Now anyone who has read much of my stuff will know I don’t have much patience for professionals who buy something for their business and 5-10 years later when a new product comes along suggest they wasted their money on the original version. Anyone running a business with a decent CAPEX model and an accountant with a rudimentary understanding of depreciation should see that item depreciate to zero in the accounts over several years. Anyway that aside my next point still stands.
Manufacturers need to be sensitive not only to the issues of faster workflows and more complex digital distribution networks, but also to the most important fact that in the last 5-10 years budgets for the production of music and post have fallen off a cliff, in many cases to one tenth of what they were. In some recent research we conducted with both post and music professionals they all said that budgets were the most critical factor when a client decided to place work with them, here’s a couple of quotes;
“They don’t care what gear you use to do the work, they just care that you can do it on time and on budget”

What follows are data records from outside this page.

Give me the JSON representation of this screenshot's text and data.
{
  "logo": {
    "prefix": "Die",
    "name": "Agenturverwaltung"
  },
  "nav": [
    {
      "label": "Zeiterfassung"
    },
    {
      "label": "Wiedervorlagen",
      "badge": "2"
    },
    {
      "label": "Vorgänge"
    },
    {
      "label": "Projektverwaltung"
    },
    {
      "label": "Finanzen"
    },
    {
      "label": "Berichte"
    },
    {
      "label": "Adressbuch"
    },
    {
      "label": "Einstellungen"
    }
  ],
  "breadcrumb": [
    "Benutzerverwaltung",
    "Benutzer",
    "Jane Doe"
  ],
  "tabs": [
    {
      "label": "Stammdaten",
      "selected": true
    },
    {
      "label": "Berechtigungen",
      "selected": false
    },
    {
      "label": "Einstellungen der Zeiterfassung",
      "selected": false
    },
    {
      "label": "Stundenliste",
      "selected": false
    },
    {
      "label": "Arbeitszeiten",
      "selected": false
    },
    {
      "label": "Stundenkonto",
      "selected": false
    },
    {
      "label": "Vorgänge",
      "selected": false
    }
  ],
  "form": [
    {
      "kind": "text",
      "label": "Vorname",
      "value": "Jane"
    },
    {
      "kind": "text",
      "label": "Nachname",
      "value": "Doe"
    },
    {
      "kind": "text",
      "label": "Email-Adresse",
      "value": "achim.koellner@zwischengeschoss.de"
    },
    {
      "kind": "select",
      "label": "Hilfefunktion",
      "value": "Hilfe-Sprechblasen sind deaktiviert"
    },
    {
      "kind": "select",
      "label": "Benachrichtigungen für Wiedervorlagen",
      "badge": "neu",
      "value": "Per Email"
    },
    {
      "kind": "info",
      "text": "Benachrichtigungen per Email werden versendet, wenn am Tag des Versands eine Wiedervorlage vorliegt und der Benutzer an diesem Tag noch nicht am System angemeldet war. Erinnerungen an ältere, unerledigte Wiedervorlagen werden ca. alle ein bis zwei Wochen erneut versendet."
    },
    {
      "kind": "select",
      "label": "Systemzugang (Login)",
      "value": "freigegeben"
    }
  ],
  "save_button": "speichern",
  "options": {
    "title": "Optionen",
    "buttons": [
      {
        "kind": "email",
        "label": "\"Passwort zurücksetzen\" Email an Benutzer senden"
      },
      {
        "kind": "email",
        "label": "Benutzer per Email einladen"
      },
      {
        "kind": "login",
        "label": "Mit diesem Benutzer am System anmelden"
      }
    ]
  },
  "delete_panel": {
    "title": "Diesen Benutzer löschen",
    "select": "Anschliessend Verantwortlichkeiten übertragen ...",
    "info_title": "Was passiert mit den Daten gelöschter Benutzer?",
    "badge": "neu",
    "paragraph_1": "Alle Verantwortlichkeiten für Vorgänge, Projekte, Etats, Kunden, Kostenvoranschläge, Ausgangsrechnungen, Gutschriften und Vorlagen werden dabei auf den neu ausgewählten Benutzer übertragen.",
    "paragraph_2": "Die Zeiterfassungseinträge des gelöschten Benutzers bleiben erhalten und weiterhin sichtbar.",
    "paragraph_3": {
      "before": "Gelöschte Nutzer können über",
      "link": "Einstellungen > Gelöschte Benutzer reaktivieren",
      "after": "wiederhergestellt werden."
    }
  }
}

“Even the studios don’t work on the “impress the client with gear” model anymore - it’s about the lowest bottom line on the package deal - clients mostly take what they are given nowadays - it’s not about impressing them with gear anymore.

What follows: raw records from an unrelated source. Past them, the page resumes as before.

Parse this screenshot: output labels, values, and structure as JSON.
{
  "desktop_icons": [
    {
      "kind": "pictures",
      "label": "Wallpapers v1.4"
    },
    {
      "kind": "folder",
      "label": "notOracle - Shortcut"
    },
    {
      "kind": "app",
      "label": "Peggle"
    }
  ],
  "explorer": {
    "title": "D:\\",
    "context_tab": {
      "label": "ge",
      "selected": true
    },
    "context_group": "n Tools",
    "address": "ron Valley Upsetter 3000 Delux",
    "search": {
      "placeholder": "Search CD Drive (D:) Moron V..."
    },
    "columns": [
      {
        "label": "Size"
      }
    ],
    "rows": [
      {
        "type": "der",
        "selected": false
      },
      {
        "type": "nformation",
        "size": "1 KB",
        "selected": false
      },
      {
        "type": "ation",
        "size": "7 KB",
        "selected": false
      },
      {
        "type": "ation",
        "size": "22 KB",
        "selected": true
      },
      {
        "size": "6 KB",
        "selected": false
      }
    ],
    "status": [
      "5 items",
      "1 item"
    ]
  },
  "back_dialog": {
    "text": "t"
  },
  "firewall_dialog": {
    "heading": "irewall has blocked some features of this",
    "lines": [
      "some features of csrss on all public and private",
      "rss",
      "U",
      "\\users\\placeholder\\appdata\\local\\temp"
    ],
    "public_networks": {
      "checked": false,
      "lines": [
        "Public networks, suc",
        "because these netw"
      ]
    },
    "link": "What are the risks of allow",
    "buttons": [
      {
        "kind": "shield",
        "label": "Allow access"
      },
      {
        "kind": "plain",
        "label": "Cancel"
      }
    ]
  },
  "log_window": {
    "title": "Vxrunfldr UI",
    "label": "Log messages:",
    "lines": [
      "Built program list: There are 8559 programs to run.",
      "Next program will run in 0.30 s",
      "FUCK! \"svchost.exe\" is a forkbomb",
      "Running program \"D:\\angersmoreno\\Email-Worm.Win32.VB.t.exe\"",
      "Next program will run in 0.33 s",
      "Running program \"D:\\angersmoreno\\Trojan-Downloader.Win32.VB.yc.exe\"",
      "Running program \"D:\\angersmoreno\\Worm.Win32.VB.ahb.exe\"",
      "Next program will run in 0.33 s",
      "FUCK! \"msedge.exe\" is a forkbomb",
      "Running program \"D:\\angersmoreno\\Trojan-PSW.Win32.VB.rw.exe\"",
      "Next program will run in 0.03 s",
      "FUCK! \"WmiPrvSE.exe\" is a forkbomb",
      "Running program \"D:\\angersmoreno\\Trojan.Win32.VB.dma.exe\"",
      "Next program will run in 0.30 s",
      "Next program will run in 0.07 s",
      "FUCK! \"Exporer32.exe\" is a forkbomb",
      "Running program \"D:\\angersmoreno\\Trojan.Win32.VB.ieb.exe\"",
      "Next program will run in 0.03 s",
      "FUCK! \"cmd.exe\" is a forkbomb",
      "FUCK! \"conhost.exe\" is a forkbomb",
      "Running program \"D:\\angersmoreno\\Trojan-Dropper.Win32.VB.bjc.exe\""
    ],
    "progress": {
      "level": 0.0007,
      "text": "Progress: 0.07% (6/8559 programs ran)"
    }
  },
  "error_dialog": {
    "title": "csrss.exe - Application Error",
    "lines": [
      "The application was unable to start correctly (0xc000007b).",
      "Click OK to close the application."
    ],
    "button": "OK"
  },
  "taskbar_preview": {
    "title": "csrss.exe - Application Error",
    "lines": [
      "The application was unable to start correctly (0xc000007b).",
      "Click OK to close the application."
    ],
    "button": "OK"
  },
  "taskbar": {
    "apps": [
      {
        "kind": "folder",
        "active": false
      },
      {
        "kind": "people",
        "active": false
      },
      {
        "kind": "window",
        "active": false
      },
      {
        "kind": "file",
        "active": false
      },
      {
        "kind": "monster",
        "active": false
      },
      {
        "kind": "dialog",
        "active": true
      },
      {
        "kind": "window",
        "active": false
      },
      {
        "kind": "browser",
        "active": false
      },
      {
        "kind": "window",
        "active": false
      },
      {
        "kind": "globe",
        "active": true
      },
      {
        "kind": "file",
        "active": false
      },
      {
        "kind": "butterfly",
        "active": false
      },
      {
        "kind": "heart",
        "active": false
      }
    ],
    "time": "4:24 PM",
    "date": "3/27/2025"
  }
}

The transformation of the media distribution landscape, the advent of home studios and more price sensitive clients, who can check studio rates online, have all meant that the days of blowing millions, or even tens of thousands on facilities are gone for most mere mortals. As my Dad has always said “profit is what you don’t spend” and if we can give our clients the content they need without putting out as much in gear, then needs must.

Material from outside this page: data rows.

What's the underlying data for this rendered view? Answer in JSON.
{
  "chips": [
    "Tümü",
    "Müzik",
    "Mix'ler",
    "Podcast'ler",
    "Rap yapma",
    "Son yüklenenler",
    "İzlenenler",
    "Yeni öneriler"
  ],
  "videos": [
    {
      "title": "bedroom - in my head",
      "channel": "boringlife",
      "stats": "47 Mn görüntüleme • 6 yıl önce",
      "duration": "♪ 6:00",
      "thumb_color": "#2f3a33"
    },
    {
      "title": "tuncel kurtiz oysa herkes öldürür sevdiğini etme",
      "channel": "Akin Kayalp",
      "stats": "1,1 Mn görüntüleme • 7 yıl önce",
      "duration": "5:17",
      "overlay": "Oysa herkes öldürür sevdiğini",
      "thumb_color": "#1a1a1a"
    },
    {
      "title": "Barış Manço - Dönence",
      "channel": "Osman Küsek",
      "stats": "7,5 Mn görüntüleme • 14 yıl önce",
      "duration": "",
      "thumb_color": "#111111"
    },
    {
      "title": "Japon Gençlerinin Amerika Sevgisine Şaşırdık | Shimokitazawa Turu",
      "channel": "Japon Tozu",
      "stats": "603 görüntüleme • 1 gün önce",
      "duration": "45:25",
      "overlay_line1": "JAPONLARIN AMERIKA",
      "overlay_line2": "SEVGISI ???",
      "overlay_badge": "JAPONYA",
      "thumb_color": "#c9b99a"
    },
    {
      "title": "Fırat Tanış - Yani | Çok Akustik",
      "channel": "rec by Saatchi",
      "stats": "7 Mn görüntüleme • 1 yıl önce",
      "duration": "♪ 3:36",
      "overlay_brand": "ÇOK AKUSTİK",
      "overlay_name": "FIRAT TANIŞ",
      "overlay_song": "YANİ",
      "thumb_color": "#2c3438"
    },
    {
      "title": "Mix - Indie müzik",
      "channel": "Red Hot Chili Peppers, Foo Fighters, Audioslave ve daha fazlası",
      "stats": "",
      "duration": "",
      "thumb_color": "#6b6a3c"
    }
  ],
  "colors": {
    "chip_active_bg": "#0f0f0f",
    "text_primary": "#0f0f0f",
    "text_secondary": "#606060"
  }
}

Does this mean the end of facilities like large studios or post houses, does this mean no one is going to buy large format consoles or huge monitoring solutions? No, but anyone with even the slightest understanding, and may I say sensitivity to the economic challenges facing the studio world, will know that more studios have gone to the wall than remain, even icons like Abbey Road have been under threat. The amount of post houses in Soho that have gone is longer than a guest list at a party with a free bar.
Manufacturers should be concentrating on solutions that freelance music and post professionals are going to buy. Yes it would be nice to own a fully loaded facility in Hollywood or Soho, but if it’s a choice between that and staying afloat then any professional with a modicum of sense will cut their cloth accordingly. One is vanity, the other sanity.
If you want my prediction, as with modern politics, the manufacturers that concentrate on this growing middle ground are going to be the winners. There is an ever growing contingent of buyers that sit between the “bedroom boys” and the movie studios, manufacturers ignore them at your peril. Discuss.